Hadmersleben (spt) l Die Schützengesellschaft Hadmersleben hatte am vergangenen Sonnabend zum zehnten Mal zum großen Trap-Neujahrsschießen eingeladen. Dabei wurde mit Flinten des Kalibers 12/70 und Schrot mit bis zu 2,5 Millimeter im Durchmesser und einem Gewicht von bis zu 24 Gramm als Munition auf 20 Wurfscheiben pro Serie geschossen. "Maximal drei Serien durfte Jeder schießen, wobei die beste Serie gewertet worden ist", erklärte der Vereinsvorsitzende Jörg Gildemeister.
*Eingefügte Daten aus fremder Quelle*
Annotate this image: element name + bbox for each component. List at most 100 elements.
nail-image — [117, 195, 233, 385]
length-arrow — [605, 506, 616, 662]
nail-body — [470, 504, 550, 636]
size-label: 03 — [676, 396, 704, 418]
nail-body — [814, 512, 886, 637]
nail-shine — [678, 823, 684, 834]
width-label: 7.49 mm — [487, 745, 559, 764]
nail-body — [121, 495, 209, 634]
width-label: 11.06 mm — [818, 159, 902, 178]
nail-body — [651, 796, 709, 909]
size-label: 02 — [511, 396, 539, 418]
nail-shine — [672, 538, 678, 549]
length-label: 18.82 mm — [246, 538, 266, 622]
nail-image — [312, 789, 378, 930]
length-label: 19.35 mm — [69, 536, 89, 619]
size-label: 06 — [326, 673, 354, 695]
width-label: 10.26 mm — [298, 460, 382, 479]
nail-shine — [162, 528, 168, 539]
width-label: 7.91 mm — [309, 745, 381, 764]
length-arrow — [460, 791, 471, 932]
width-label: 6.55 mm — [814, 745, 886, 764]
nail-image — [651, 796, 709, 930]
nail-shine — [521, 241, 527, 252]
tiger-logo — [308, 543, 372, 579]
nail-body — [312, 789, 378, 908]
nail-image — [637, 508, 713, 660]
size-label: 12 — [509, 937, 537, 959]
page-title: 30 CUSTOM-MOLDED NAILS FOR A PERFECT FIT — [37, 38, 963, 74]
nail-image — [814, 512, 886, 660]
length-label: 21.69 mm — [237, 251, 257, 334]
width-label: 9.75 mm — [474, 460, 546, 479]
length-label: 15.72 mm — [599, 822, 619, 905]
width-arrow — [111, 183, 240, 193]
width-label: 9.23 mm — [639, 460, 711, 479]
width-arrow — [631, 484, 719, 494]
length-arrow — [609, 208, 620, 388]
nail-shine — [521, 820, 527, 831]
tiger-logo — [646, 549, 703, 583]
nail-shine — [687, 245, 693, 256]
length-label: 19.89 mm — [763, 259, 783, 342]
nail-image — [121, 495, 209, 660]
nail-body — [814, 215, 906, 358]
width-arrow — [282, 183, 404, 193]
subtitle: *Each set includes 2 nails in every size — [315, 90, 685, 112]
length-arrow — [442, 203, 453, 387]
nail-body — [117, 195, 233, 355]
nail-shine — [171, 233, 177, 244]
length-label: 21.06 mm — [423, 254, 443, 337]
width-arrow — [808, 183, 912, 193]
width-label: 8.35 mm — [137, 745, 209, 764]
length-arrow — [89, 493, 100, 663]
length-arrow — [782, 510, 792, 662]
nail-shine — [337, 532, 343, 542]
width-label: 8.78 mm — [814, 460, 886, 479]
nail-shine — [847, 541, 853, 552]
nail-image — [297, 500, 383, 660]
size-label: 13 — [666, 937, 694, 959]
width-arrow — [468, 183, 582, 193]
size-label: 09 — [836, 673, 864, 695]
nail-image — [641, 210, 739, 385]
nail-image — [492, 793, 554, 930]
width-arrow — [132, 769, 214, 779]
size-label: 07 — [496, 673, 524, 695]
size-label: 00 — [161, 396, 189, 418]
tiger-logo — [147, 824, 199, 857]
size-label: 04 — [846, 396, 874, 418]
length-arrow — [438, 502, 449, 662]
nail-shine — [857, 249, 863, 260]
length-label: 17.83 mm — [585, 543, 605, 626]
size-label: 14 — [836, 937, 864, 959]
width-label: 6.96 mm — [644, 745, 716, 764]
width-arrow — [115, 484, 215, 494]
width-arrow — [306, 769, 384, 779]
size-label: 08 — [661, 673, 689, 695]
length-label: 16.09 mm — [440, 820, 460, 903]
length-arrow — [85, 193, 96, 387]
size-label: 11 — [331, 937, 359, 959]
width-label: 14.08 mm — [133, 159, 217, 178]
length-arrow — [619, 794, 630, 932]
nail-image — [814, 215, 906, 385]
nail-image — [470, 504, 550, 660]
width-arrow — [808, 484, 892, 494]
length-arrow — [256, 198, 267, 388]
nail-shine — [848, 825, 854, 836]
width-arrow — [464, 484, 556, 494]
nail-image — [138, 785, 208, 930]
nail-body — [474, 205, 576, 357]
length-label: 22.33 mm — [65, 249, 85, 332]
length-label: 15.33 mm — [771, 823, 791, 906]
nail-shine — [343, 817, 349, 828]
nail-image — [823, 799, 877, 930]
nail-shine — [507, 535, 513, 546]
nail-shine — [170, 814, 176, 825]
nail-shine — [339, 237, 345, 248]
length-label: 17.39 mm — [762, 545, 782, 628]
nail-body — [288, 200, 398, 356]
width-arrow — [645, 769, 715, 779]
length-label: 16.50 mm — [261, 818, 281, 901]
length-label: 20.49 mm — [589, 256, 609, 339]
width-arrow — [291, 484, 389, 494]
Obwohl der Wettkampf bereits um 10 Uhr begonnen hatte, meldeten sich noch bis 13 Uhr Teilnehmer an. "Insgesamt haben 35 Schützen mitgemacht. Mit dieser Anzahl sind wir sehr zufrieden", sagte der Vereinschef weiter.

Den Siegerpokal erkämpfte sich Uwe Röhrig aus Oschersleben. Den zweiten Platz errang Ralf Thormann aus Ballenstedt (Landkreis Harz), während Heiko Kriese aus Hamersleben den dritten Platz belegte. Alle Drei hatten in ihrer besten Serie je 17 Tauben getroffen. Erst ein Stechen bescherte den Schützen die endgültigen Platzierungen.

Neben Pokal und Urkunden durften sich die Sportler zudem über Sachpreise freuen, die sie sich im Anschluss aussuchen konnten. So fanden beispielsweise ein großer Werkzeugkasten, ein Präsentkorb sowie eine Weihnachtsgans neue Besitzer.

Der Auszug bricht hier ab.